The codebase uses two complementary patterns — pick whichever fits.

**Direct-handler unit tests** are the lightest: construct an `OmniDevServer`
and call the handler. See
[`src/mcp/git_tools.rs:292-470`](../../src/mcp/git_tools.rs#L292-L470):

```rust
#[tokio::test]
async fn git_branch_info_returns_yaml() {
    let server = OmniDevServer::new();
    let result = server
        .git_branch_info(Parameters(GitBranchInfoParams {
            branch: None,
            repo_path: Some(test_repo_path()),
        }))
        .await
        .unwrap();
    // assert on result.content
}
```

**End-to-end integration tests** spin up the server over an in-memory
transport and call it through a real `rmcp` client — see
[`tests/mcp_integration_test.rs`](../../tests/mcp_integration_test.rs)
(the `TestRepo` fixture and `tokio::io::duplex()` transport).

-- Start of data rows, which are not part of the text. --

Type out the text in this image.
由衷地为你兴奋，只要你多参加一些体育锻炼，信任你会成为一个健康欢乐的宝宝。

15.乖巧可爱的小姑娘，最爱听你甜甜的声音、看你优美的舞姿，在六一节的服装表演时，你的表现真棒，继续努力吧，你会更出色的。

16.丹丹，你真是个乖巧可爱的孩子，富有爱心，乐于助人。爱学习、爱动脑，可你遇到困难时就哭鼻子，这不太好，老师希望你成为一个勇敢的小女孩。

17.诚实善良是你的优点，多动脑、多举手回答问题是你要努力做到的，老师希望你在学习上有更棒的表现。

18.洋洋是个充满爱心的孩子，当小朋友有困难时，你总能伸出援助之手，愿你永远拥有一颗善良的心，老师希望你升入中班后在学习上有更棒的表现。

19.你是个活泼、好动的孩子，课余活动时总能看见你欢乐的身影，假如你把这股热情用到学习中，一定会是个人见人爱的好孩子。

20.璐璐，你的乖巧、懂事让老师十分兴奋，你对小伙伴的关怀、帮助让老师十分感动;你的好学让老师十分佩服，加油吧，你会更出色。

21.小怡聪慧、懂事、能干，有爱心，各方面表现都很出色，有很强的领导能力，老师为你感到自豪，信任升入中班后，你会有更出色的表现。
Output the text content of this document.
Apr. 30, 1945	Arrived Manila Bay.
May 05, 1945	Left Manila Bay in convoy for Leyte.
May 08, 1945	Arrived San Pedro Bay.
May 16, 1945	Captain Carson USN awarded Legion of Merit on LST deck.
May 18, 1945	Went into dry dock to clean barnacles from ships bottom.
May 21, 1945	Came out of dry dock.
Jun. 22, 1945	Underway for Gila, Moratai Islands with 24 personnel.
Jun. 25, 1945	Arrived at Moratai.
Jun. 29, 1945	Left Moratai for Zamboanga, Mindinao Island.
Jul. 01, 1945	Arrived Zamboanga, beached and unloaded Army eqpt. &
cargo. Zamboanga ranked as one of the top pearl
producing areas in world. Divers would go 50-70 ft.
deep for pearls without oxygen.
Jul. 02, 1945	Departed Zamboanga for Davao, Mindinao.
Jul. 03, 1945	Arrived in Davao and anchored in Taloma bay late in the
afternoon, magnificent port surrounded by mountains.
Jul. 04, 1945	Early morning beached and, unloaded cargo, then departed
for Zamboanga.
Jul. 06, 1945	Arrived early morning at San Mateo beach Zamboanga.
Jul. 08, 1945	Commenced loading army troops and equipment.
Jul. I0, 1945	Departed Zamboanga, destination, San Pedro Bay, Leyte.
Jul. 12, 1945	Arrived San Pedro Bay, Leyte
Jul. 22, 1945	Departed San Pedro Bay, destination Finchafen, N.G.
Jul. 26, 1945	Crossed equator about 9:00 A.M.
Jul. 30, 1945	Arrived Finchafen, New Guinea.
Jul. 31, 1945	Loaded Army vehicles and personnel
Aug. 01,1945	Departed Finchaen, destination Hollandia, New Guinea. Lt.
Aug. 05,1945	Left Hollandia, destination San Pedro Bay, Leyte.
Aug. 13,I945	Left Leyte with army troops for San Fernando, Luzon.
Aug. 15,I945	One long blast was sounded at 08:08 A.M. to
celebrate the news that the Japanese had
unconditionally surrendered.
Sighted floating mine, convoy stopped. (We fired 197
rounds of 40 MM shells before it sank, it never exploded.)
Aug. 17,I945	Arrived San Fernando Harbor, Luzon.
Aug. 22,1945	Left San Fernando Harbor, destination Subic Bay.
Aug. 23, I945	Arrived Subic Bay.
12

**Tools that hit external APIs** (JIRA, Confluence, Datadog) test the
underlying YAML-helper layer against a `wiremock::MockServer`, not the MCP
handler itself — see top of
[`src/mcp/jira_tools.rs`](../../src/mcp/jira_tools.rs). This avoids needing
credentials in CI.

## Gotchas

- The `#[tool_router]` macro requires both `router = <name>` **and**
  `vis = "pub"` — without `vis`, the generated fn is private and won't
  compose with `+` in `server.rs`.
- The `#[allow(missing_docs)]` above each `#[tool_router]` impl block is
  load-bearing — the macro generates a public fn without a doc comment.
- Don't add a `serde(deny_unknown_fields)` to parameter structs — MCP
  clients may pass forward-compat fields and you want to ignore them.
- The MCP boundary is non-interactive: tools must never prompt or open an
  editor. `git_twiddle_commits` documents the `--auto-apply` workaround in
  its `dry_run` field doc — copy that pattern if your tool wraps a CLI
  command that's normally interactive.

## ADRs

- [ADR-0021]../adrs/adr-0021.md — MCP Server via Second Binary with `rmcp`.